Couple of points from your lower link:

- return of "wafer-scale"! Nice.

- " the average power consumption is expected to stay below 1 kW for a single wafer"; not bad but you're still going to need to cool that

- actually a hybrid system: long range comms is digital and multiplexed to save wiring, converted to analogue at the synapse

- "All analog parameters are stored in non-volatile single-poly floating-gate analog storage cells developed for the FACETS project" => basically analogue Flash? A development of MLC I suppose

On reading the whole thing, it seems the magic is actually in choosing which bits to make digital.
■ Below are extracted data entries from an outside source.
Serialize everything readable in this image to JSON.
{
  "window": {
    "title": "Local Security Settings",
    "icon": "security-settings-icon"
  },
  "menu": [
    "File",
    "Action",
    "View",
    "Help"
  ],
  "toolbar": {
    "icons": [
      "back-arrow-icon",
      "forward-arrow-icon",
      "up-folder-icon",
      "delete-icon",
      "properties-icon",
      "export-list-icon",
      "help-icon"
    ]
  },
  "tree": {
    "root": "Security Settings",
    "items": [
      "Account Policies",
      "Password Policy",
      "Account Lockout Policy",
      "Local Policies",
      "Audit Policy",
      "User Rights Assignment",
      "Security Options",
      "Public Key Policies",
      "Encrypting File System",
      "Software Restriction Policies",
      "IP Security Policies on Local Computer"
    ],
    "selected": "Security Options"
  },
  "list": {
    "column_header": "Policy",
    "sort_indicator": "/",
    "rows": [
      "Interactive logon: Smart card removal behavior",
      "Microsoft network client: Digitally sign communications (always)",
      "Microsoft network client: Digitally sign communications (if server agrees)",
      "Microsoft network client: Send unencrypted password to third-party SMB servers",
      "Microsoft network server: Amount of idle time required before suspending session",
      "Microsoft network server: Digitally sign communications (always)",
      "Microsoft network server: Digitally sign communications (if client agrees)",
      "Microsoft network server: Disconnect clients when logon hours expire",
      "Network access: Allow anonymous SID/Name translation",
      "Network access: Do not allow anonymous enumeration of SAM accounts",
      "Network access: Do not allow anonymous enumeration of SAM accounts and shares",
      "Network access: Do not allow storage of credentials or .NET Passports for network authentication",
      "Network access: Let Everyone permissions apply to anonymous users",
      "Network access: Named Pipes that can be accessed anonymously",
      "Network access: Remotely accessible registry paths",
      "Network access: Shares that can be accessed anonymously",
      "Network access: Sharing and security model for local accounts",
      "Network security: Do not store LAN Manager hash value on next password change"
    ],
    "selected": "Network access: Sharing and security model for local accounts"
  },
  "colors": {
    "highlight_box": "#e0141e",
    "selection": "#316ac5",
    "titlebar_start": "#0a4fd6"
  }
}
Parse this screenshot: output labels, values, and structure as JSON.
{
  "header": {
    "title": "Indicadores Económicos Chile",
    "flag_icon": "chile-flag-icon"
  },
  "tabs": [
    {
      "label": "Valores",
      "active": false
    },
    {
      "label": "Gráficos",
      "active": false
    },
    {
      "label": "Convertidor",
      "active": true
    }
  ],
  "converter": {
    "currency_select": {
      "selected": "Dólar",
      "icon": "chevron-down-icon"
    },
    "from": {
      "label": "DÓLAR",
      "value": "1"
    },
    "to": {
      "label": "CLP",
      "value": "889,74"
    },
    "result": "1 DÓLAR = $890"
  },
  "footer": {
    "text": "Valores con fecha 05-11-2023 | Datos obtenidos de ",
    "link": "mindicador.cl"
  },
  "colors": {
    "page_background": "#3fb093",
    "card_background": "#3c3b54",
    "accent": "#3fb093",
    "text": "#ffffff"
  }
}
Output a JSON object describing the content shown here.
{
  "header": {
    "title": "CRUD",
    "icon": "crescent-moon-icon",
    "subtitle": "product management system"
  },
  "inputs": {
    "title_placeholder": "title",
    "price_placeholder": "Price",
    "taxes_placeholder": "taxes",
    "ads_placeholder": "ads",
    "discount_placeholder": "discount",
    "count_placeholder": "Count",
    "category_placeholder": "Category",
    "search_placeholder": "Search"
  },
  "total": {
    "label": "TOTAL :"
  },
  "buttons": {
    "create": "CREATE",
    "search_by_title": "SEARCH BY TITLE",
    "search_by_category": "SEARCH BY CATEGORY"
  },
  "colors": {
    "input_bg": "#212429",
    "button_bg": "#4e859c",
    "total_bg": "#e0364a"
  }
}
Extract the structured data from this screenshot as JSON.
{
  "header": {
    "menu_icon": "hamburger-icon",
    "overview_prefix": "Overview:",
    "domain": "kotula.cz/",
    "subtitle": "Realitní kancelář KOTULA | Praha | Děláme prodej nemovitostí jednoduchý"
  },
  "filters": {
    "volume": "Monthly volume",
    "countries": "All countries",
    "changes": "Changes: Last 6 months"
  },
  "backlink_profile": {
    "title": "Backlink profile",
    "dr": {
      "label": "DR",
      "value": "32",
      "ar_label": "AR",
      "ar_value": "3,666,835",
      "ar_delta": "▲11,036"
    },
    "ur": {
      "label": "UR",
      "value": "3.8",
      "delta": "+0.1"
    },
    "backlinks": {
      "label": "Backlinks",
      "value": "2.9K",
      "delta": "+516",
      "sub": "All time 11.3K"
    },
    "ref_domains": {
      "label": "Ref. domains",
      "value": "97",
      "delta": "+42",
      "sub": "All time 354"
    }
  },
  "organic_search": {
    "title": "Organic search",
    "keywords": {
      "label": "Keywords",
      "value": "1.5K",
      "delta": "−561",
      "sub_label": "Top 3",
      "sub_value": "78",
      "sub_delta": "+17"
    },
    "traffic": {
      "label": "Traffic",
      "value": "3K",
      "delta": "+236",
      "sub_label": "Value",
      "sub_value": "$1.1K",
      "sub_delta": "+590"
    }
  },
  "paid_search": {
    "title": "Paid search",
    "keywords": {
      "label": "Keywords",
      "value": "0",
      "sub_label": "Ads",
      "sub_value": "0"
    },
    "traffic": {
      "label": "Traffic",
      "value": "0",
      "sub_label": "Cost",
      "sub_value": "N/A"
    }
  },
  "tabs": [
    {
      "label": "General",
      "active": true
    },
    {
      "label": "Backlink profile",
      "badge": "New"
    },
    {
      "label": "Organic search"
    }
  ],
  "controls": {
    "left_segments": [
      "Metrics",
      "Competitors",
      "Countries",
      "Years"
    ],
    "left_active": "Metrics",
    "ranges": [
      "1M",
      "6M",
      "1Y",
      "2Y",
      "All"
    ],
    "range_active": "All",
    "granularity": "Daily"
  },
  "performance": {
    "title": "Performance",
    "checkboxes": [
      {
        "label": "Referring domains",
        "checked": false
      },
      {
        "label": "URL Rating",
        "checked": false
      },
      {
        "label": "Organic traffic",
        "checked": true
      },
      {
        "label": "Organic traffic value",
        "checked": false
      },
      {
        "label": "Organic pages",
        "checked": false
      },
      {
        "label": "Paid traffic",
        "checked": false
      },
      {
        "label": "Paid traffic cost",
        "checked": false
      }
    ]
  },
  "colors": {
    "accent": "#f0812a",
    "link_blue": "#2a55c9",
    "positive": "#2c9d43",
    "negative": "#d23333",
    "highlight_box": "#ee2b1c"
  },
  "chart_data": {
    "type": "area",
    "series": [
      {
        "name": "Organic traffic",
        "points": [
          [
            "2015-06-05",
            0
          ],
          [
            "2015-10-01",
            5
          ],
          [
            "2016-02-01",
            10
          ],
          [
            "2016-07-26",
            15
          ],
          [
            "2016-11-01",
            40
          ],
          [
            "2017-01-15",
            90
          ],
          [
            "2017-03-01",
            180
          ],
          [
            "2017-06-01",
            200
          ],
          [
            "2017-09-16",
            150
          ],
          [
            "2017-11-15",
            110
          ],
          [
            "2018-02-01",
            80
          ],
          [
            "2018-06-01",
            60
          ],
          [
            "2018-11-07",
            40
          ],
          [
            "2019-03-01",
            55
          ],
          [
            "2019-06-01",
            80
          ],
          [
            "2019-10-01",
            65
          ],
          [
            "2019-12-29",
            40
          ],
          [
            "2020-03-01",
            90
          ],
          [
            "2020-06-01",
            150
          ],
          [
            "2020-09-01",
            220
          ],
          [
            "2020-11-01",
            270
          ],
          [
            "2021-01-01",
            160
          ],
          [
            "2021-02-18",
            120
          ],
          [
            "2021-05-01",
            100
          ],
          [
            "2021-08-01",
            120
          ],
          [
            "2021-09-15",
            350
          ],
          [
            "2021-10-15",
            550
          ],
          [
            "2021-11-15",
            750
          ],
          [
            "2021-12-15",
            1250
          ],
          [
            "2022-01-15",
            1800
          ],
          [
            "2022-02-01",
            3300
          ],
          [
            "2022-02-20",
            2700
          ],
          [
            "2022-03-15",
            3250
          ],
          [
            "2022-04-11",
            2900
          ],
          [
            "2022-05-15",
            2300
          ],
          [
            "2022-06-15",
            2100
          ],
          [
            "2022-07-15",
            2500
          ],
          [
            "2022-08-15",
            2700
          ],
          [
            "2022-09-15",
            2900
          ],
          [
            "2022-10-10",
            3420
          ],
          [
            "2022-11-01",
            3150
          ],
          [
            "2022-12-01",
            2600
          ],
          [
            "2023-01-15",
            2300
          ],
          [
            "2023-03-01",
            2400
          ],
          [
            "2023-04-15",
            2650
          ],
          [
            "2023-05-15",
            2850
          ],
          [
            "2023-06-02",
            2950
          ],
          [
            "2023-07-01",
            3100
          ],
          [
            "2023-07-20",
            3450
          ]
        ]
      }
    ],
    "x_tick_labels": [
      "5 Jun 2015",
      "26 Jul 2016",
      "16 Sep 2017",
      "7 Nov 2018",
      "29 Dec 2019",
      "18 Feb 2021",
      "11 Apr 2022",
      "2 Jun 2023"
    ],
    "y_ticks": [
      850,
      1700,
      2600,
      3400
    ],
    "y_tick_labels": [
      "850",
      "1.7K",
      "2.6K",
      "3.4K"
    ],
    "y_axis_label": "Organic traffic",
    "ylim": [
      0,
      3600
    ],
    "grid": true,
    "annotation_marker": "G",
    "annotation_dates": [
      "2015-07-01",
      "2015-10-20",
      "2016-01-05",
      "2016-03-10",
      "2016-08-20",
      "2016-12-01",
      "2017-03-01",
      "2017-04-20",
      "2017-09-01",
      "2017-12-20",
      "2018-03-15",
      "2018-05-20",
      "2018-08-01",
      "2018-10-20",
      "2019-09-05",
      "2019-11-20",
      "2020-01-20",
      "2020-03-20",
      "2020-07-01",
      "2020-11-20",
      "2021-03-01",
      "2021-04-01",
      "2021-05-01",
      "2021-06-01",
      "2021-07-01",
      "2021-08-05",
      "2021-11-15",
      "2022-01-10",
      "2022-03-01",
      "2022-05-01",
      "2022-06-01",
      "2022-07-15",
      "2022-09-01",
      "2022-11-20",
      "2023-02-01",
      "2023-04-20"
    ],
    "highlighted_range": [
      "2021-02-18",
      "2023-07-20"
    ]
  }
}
The "long range" neural events are sent as differential 6-bit bursts, multiplexed, which they claim saves significant power.


> AFAIK no one has built a modern floating point accelerator using opamps and A/D and D/A converters,

This is one of the smartest things i've read on HN. I guess you are correct. Although who knows, perhaps a differential equation solver could be faster using D/A -> analog computer -> A/D?


> ~0.1% for resistors and ~1% for capacitors

Don't forget the temperature compensation! Then there's irreducible noise like Johnson noise. As you say, the best use is in (properly stabilised) feedback systems which seek to minimise a difference.